Saturday, March 28, 2009

Take a Look in the Mirror

As this is the introductory post to this blog, let me start with a quick discussion of the tone for this blog.  I'm trying present an even view of the american auto industry.  I was an industry insider, always a skeptic, and am now an outsider looking in.  I've seen the best and the worst of "Detroit."  I'm not trying to blame one group or the other, I'm not making a stand for any particular company or political group.   This is messy business, and the path that got the car business to this point is not a straight one, and the answers to the problems are not easy.

So lets look at ourselves in the mirror first.

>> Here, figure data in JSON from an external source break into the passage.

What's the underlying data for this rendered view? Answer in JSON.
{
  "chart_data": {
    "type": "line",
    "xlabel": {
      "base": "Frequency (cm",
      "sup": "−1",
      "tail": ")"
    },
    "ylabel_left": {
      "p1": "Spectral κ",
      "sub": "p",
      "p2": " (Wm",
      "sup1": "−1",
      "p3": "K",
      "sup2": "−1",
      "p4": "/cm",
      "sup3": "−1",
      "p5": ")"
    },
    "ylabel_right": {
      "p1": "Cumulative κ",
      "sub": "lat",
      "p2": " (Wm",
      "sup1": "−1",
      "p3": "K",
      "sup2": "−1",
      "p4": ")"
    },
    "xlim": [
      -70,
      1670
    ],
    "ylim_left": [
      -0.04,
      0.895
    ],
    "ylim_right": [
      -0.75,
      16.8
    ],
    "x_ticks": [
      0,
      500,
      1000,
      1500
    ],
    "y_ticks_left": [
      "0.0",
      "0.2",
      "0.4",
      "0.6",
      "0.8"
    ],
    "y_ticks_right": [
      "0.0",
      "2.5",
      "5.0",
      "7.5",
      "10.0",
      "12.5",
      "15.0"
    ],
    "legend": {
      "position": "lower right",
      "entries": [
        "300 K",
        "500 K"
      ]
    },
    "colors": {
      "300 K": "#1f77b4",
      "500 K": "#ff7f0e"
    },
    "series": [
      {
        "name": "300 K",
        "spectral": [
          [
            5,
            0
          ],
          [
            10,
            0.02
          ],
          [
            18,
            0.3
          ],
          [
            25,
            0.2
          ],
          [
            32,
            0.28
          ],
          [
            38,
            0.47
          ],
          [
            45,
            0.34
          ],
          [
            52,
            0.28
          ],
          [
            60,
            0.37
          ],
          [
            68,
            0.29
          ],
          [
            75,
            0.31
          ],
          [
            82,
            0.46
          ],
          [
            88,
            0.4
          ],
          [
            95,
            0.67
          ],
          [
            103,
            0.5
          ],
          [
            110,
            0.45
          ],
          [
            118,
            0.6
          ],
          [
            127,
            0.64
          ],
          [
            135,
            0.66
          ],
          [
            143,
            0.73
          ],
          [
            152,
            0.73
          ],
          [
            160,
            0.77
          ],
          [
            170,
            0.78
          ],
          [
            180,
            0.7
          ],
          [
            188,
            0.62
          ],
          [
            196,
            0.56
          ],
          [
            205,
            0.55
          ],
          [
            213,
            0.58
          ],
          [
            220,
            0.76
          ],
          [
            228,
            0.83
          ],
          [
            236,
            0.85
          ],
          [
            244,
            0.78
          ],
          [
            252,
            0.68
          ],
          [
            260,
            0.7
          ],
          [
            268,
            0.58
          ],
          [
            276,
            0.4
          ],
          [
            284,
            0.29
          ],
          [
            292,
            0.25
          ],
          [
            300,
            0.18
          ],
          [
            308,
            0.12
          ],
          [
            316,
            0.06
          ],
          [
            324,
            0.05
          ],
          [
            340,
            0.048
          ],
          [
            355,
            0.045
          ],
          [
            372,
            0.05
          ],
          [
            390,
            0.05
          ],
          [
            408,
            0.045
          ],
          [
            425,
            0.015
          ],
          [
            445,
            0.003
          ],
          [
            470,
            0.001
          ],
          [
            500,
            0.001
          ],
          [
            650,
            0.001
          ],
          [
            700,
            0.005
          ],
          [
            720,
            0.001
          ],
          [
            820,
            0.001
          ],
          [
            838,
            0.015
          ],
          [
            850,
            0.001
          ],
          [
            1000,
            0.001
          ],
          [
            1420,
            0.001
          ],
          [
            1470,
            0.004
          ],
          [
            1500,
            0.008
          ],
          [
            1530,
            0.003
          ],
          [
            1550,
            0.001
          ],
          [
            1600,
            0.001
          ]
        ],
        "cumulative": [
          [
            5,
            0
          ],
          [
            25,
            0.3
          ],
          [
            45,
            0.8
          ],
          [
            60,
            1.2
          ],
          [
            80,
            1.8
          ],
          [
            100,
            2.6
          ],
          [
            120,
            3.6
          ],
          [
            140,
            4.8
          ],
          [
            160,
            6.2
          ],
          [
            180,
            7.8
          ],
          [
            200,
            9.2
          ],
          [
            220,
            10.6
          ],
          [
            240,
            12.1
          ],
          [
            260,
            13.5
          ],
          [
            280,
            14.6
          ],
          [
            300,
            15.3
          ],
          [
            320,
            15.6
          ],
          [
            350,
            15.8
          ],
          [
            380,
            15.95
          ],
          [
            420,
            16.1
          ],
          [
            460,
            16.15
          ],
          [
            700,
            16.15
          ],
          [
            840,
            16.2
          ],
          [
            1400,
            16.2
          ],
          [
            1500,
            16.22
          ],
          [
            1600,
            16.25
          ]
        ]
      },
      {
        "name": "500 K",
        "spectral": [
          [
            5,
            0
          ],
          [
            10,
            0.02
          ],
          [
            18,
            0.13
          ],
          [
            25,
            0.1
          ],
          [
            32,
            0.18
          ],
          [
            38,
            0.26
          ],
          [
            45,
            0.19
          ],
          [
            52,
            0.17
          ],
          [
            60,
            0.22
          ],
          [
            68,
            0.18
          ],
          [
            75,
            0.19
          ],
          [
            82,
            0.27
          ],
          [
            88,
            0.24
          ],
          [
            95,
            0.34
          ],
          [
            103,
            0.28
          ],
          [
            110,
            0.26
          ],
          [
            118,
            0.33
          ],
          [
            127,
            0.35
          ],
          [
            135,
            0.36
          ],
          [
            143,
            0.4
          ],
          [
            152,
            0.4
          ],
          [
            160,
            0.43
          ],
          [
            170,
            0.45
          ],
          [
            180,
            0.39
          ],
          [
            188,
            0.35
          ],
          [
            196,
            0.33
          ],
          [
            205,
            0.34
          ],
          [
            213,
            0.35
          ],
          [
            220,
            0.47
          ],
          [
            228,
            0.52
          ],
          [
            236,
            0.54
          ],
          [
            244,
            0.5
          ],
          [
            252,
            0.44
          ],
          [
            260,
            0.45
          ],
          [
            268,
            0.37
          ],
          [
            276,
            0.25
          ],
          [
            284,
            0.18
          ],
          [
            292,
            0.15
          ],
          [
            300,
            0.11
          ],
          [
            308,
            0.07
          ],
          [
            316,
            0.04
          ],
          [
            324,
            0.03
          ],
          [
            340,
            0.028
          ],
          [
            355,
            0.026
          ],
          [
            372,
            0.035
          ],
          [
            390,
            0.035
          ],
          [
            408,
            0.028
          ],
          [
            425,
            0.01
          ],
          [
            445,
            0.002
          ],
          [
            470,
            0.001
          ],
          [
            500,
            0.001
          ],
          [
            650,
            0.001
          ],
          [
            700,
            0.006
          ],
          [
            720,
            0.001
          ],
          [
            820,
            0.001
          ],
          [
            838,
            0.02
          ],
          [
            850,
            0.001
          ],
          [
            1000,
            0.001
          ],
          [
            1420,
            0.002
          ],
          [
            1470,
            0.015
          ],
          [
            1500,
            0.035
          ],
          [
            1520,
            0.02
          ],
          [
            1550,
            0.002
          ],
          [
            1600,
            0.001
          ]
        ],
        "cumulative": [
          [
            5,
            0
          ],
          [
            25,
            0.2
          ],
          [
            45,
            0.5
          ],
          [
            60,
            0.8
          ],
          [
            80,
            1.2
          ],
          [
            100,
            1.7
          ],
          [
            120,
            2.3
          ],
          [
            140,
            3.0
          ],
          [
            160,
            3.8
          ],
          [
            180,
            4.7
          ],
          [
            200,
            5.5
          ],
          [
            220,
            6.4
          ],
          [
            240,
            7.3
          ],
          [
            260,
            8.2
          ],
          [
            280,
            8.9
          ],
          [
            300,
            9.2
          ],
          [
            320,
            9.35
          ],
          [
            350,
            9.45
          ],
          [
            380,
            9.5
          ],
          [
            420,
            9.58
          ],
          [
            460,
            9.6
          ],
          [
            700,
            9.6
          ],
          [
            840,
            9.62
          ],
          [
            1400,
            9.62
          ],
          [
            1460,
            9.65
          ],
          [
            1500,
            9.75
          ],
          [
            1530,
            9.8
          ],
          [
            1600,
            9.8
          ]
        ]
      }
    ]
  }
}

Over and over you read and hear the comment that "Detroit" doesn't build the types of cars (and by cars I mean cars, truck, SUVs, etc) that Americans want to buy.    But in truth, Detroit responded to the consumer demand.  People wanted bigger, taller, faster, roomier, perceivably safer vehicles, and Detroit delivered.   The counter argument is that the Japanese were giving Americans what they wanted, smaller cars, and people flocked to them.  But what the Japanese were really giving was quality and the idea that you as a consumer were making a smart choice.  The reason their cars were small, is that these same cars were sold all over the world, including the home Japanese market, and these countries demanded, and in some cases require by law, smaller cars.  Small is what they built, so small is what the Americans got.  But for as long as the Japanese have been selling cars in America, their cars have been growing bigger, taller, faster, roomier and perceivably safer.  Just like "Detroit" cars.   Toyota now makes the largest pickup truck sold in America and is proud of it.  

Don't blame Detroit for giving consumers the choice to buy a large SUV.  The reason they built so many is that that was where demand was (and still is) and with demand comes the profit margin.  All companies, American, Japanese, German, are in the business of making money, and they are all chasing the most profitable markets.

If in the past consumers had put a high value on efficiency, meaning they were willing to pay a premium price for high gas mileage, all the car companies, "Detroit" included, would have been chasing that market.  But instead consumers demanded space, comfort, speed and luxury.   MPG was not a priority for the large majority of car buyers.  And who could blame them, living in a country with cheap gas.